The data so far available suggests DTP FDG PET imaging, is a useful technique in evaluating SPN with an initial SUV (max) <2.5. However, prolonging second image acquisition from 120 to 180 min does not appear to improve the accuracy of this technique. Comparable accuracies occur with early and delayed SUV max. However, DTP SUV max is most sensitive, whereas STP SUV max is more specific. DTP FDG PET imaging has the potential for improving accuracy in the evaluation of SPNs with only borderline levels of increased metabolic activity.
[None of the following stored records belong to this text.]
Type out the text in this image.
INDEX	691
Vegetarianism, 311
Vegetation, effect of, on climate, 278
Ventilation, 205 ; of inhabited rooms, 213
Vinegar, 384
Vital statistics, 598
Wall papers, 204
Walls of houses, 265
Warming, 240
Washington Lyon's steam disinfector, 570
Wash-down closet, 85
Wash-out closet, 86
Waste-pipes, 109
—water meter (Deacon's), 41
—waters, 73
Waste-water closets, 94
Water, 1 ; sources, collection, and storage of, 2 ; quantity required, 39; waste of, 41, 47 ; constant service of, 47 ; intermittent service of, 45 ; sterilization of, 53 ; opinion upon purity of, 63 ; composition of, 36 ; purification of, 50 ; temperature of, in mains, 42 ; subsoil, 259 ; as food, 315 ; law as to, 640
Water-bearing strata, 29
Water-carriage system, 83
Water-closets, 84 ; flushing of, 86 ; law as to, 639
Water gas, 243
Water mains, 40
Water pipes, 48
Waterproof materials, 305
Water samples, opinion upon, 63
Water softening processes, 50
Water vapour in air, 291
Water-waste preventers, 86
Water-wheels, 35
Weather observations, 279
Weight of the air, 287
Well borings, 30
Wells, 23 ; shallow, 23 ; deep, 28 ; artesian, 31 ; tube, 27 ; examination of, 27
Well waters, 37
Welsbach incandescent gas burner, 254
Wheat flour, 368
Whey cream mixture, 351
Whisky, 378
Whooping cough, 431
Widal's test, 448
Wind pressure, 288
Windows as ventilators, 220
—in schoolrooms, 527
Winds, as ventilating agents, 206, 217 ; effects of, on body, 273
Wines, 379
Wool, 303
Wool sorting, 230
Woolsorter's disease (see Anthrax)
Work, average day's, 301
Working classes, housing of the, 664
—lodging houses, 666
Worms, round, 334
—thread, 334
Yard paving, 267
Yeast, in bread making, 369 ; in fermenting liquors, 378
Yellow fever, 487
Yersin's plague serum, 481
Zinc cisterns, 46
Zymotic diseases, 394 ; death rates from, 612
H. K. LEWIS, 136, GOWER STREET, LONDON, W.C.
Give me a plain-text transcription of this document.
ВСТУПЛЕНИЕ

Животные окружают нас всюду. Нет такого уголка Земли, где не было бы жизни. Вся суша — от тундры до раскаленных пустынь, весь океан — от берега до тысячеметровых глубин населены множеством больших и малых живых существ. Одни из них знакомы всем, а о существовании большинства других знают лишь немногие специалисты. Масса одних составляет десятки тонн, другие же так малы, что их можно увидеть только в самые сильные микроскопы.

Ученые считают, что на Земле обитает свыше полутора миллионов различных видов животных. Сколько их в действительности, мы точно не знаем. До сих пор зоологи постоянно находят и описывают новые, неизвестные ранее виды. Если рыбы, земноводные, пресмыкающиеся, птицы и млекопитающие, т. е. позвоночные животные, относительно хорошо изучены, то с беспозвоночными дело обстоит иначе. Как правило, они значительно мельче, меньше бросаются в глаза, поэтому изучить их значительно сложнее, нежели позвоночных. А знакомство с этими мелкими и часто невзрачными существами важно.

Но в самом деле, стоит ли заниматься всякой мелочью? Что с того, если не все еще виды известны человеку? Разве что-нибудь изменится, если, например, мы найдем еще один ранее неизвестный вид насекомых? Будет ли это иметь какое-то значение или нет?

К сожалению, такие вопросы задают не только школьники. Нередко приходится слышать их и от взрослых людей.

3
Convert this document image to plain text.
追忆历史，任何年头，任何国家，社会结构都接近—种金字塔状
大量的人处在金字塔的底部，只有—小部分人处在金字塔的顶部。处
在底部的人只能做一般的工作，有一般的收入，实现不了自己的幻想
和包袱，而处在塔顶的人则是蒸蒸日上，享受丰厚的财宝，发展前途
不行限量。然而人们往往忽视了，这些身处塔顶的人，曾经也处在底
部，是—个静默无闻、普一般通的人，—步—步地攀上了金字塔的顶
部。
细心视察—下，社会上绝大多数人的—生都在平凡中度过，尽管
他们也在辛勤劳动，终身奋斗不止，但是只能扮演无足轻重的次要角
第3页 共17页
However, the maximal FDG uptake in lung cancer occurs around 5 hours, improving the accuracy of DTP FDG PET imaging by a further delay in the second image acquisition in this subgroup with equivocal FDG uptake. DTP FDG PET is not useful in differentiating benign and malignant SPNs with an initial mean SUV ≤2.5 in parts of the world where granulomatous disease is prevalent. Prolonged imaging on PET scanners is expensive particularly where availability if these scanners is limited. Further prospective research is required to define the potential benefits of DTP 18F-FDG PET imaging, before recommending routine use of the technique.

Acknowledgements

Disclosure: The author declares no conflict of interest.